Helmut Schleich: Ganz ehrlich und frei Schnauze
Der Münchener nimmt auch in seinem sechsten Soloprogramm kein Blatt vor den Mund.
Krefeld. Zu Beginn ist es dunkel. Ein Mörder sitzt an einem einfachen Holztisch. Das ist nicht auf den ersten Blick ersichtlich, aber der etwas niedergeschlagen wirkende Täter plaudert gleich drauf los. Er erzählt von seinem mit Schulden belasteten Haus und warum er elf Menschen teils gewollt und teils ungewollt erschossen hat. Die Presse spreche zwar von der „Bestie von Doddlbach“, aber er sei ja im Grunde kein gewalttätiger Mensch, es habe nur irgendwann gereicht.
Als Zuschauer ist man sofort mitten drin in Helmut Schleichs mitreißendem Typen-Kabarett. Der Münchener präsentiert in seinem Programm „Ehrlich“ ein sich geradezu rauschhaft drehendes Karussell voller scharfzüngiger Satire. Fließend wechselt er in der Kulturfabrik zwischen den Themen und seinen Figuren.
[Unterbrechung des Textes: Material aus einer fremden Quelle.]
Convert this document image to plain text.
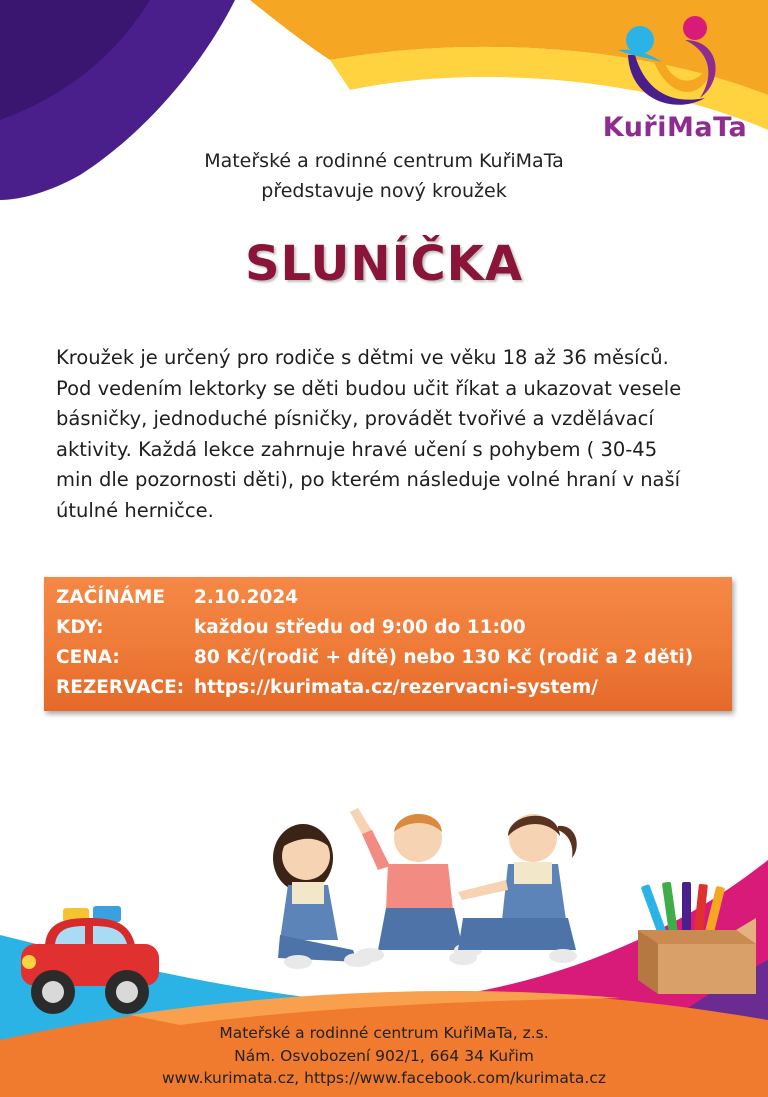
KuřiMaTa
Mateřské a rodinné centrum KuřiMaTa
představuje nový kroužek
SLUNÍČKA
Kroužek je určený pro rodiče s dětmi ve věku 18 až 36 měsíců.
Pod vedením lektorky se děti budou učit říkat a ukazovat vesele
básničky, jednoduché písničky, provádět tvořivé a vzdělávací
aktivity. Každá lekce zahrnuje hravé učení s pohybem ( 30-45
min dle pozornosti děti), po kterém následuje volné hraní v naší
útulné herničce.
ZAČÍNÁME 2.10.2024
KDY:	každou středu od 9:00 do 11:00
CENA:	80 Kč/(rodič + dítě) nebo 130 Kč (rodič a 2 děti)
REZERVACE: https://kurimata.cz/rezervacni-system/
Mateřské a rodinné centrum KuřiMaTa, z.s.
Nám. Osvobození 902/1, 664 34 Kuřim
www.kurimata.cz, https://www.facebook.com/kurimata.cz
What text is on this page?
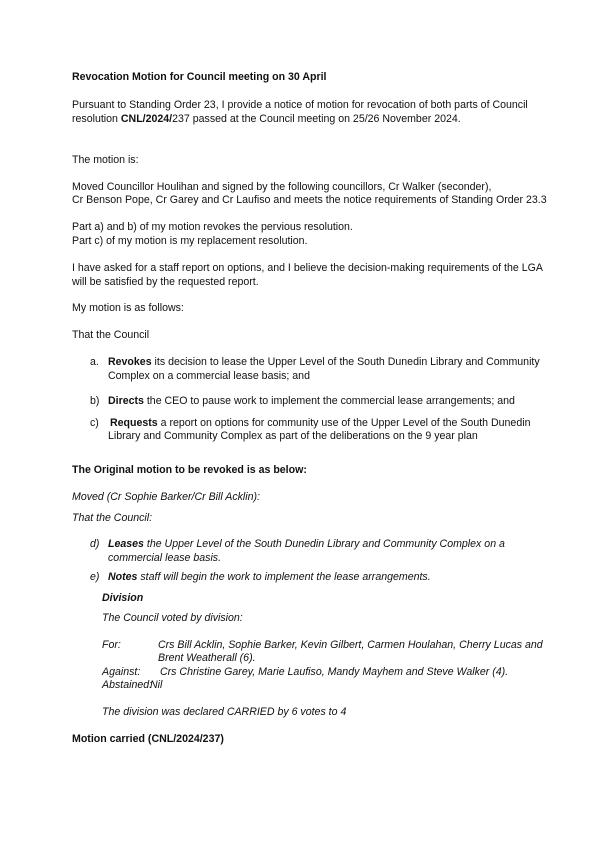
Revocation Motion for Council meeting on 30 April
Pursuant to Standing Order 23, I provide a notice of motion for revocation of both parts of Council
resolution CNL/2024/237 passed at the Council meeting on 25/26 November 2024.
The motion is:
Moved Councillor Houlihan and signed by the following councillors, Cr Walker (seconder),
Cr Benson Pope, Cr Garey and Cr Laufiso and meets the notice requirements of Standing Order 23.3
Part a) and b) of my motion revokes the pervious resolution.
Part c) of my motion is my replacement resolution.
I have asked for a staff report on options, and I believe the decision-making requirements of the LGA
will be satisfied by the requested report.
My motion is as follows:
That the Council
a. Revokes its decision to lease the Upper Level of the South Dunedin Library and Community
Complex on a commercial lease basis; and
b) Directs the CEO to pause work to implement the commercial lease arrangements; and
c) Requests a report on options for community use of the Upper Level of the South Dunedin
Library and Community Complex as part of the deliberations on the 9 year plan
The Original motion to be revoked is as below:
Moved (Cr Sophie Barker/Cr Bill Acklin):
That the Council:
d) Leases the Upper Level of the South Dunedin Library and Community Complex on a
commercial lease basis.
e) Notes staff will begin the work to implement the lease arrangements.
Division
The Council voted by division:
For:	Crs Bill Acklin, Sophie Barker, Kevin Gilbert, Carmen Houlahan, Cherry Lucas and
Brent Weatherall (6).
Against: Crs Christine Garey, Marie Laufiso, Mandy Mayhem and Steve Walker (4).
Abstained:
Nil
The division was declared CARRIED by 6 votes to 4
Motion carried (CNL/2024/237)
Zwischen einem seine persönliche Version von Demokratie preisenden und derbe Witze reißenden Milizionär, einem über Schulreformen und moderne Theaterinszenierungen sinnierenden bayrischen Stammtischbesucher und den mit Zylinder und Gehstock bewaffneten, selbst ernannten Gesangslehrer von Johannes „Jopi“ Heesters liegt nur ein kurzer Gang zum auf der Bühne positionierten Kleiderständer.
Innerhalb eines Wimpernschlages verändert Schleich Mimik, Haltung und sprachlichen Ausdruck. In seiner Parade-Rolle als Franz Josef Strauß bringt er „ad hoc und postum“ die Traumblase vom weißbiergetränkten „Mia san mia“-Paradies zum Platzen und zieht dabei mit unverwechselbarer Selbstgefälligkeit eine ganze Riege prominenter Weißwurst-Kavaliere mit in den Abgrund des „Post-Stoiberischen Event- und Schnöselfreistaates“.
Anstatt, wie „der Boss“, mit Panzern im Gepäck die politischen Weltbühnen zu bespielen, habe der „sprechende Aktendeckel“, Edmund Stoiber, seine „eventpolitische Basis Bayern“ zu einem reinen Wirtschaftsstandort degeneriert. Wobei der größte Erfolg der „weiß-blauen Polit-Schlümpfe“ darin bestehe, dass dort „Verbrecher-Kutschen für die ganze Welt“ zusammengeschraubt werden. Auch „Westentaschen-Berlusconi“ und „Steuerhinterzieher-Azubi“ Ulrich „Uli“ Hoeneß wird von Schleichs Kunstfigur geteert und gefedert.
Am Ende wird es wieder düster und der von Grund auf ehrliche Mörder fragt sich, ob Helmut Schleichs schweißtreibende Kabarett-Performance überhaupt beim Publikum angekommen ist. Wer am Sonntagabend trotz Zeitumstellung noch demaskierende Wahrheiten vertragen konnte, stimmte auch nach dem bitterbösen Ende in den aufbrausenden Applaus für den Künstler ein.